Dissertation – “The Einstein of English Fiction”: James Joyce, the New Physics, and Modernist Print Culture – examines the influence of popular accounts of the relativity theories upon arguments about literary form in the British periodicals press and trade book markets. The first chapter surveys the discourse of science in the material culture where Ulysses (1922) and Finnegans Wake (1939) emerge, followed by chapters that focus on how the structure and meaning of each work incorporates that discourse, as evidenced in changes to the manuscripts.
I recently presented some of this material for the first time at the 2009 conference of the Society for Textual Scholarship at NYU. My presentation analyzed the fair copy manuscript of the “Wandering Rocks” episode (composed Jan-Feb 1919) of Ulysses in order to show evidence that the passages which make the time and space of the narrative the most relativistic were added as marginalia after the main text was composed. This suggests to me that they were conceived as a unit all at the same time. As further material evidence that Joyce might have had physics in mind, I presented a handful of quotes from The Egoist magazine, where he was a contributor, that show an increase in discussion of physics (especially by Dora Marsden), astronomy, the city, and secular power, all of which are themes in “Wandering Rocks.” The presentation was written up and published as an invited article at Genetic Joyce Studies, also forming a portion of the Ulysses chapter of my dissertation.

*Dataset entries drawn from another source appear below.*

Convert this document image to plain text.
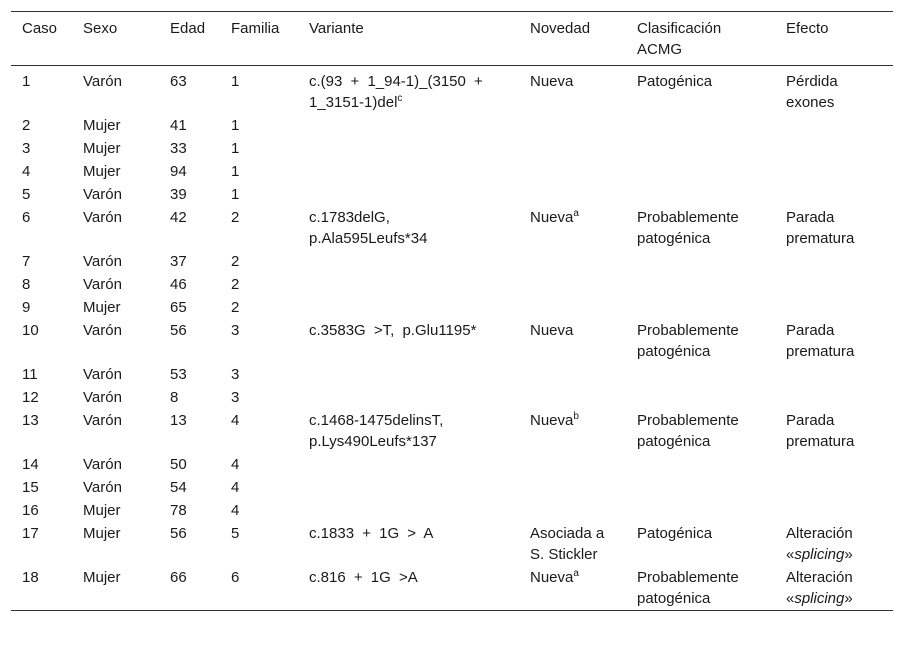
Caso	Sexo	Edad	Familia	Variante	Novedad	Clasificación ACMG	Efecto
1	Varón	63	1	c.(93 + 1_94-1)_(3150 + 1_3151-1)del$^c$	Nueva	Patogénica	Pérdida exones
2	Mujer	41	1				
3	Mujer	33	1				
4	Mujer	94	1				
5	Varón	39	1				
6	Varón	42	2	c.1783delG, p.Ala595Leufs*34	Nueva$^a$	Probablemente patogénica	Parada prematura
7	Varón	37	2				
8	Varón	46	2				
9	Mujer	65	2				
10	Varón	56	3	c.3583G >T, p.Glu1195*	Nueva	Probablemente patogénica	Parada prematura
11	Varón	53	3				
12	Varón	8	3				
13	Varón	13	4	c.1468-1475delinsT, p.Lys490Leufs*137	Nueva$^b$	Probablemente patogénica	Parada prematura
14	Varón	50	4				
15	Varón	54	4				
16	Mujer	78	4				
17	Mujer	56	5	c.1833 + 1G > A	Asociada a S. Stickler	Patogénica	Alteración «splicing»
18	Mujer	66	6	c.816 + 1G >A	Nueva$^a$	Probablemente patogénica	Alteración «splicing»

Ecclesiastical Proust Archive – http://proustarchive.org. A networked resource for a future book-length study of Proust, narrative, and digital media. It consists of a searchable database of all passages on the church motif in Marcel Proust’s À la recherche du temps perdu as well as related images and discussion space. Planned developments include TEI markup of all media; text and image annotation tools; realtime visualization tools to generate graphs, maps, and trees of archive content; and a French version of the entire site. The visualization tools, inspired by Franco Moretti’s Graphs, Maps, Trees, will be used to perform distant readings of Proust’s text, of the text and associated images, and of differences between a systematic categorization of the novel’s content and nonsystematic reader-generated tags. First version published 25 May 2006. Second version incorporated into a WordPress blog and generally enhanced, 14 December 2006.